One of the ways these intrepid builders keep their guitars unique is with wood choice and coloring. “We use a lot of exotic woods,” Becker says, “like bloodwood, yellowheart, curly ash, fever wood, cocobolo, and highquality, air-dried mahogany and maple. We’re always on a search.”
In a stroke of luck, Becker and Martin were offered a large stock of wood at a highly discounted rate by some retiring woodworkers. “We have a nice stash of 30-year-old, air-dried South American mahogany that’s really tough to get,” Becker says. “And we found another guy who was closing shop—a local guy—and he had a lot of old maple and ash.”
Each instrument’s vibrant color comes from the combination of the different woods and hand-dyed lacquers that are sprayed onto the body after it has been carved and sanded.

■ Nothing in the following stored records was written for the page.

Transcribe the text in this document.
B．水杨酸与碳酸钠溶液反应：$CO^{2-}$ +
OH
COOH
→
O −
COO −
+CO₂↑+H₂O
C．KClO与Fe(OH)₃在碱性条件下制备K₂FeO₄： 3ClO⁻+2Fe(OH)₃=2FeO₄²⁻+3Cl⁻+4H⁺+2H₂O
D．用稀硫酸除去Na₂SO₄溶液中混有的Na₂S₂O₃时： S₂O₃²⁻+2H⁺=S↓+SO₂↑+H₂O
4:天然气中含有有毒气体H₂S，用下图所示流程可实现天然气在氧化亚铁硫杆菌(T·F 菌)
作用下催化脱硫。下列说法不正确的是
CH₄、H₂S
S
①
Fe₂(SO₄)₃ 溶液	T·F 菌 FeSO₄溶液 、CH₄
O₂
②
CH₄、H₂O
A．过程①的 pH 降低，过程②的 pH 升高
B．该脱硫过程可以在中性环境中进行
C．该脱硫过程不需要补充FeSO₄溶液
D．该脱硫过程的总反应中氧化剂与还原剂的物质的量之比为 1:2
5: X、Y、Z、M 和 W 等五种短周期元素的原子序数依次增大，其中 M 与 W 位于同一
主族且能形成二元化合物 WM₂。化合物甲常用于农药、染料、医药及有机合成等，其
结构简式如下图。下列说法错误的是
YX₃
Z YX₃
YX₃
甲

Becker explains, “When I asked a couple of players what color they wanted, rather than choosing a color [they] just gave me an idea to go by.” He picks up Poe’s guitar to make his point. “[Poe] said, ‘Just make my guitar Evil Excalibur.’ He goes, ‘Make it, like, forged from Mount Doom.’ I was like, ‘Freak! All right.’ I sprayed the back of the guitar cherry with black bursts, like a black cherry, and the front has grays, black, and purples—but it didn’t come out that evil. It needs to get darker. It’s all an experiment. Sometimes I don’t know how it’s going to come out, and then I finish it and think, ‘I hit it on that one.’”
Hoping for Hearsay
If you haven’t heard of ElectriCandyland, it’s probably because Becker and Martin rely on word of mouth as their primary marketing tool. “If we advertised,” Becker says, “We wouldn’t be able to keep up with our business.” Still, since 2007 they’ve sold close to 75 custom instruments, and you can now find them on Facebook, Myspace, and YouTube as buzz amongst guitar enthusiasts spreads.
“We’re under a hundred [instruments] right now,” Martin laughs, “so buy ’em while they’re rare.”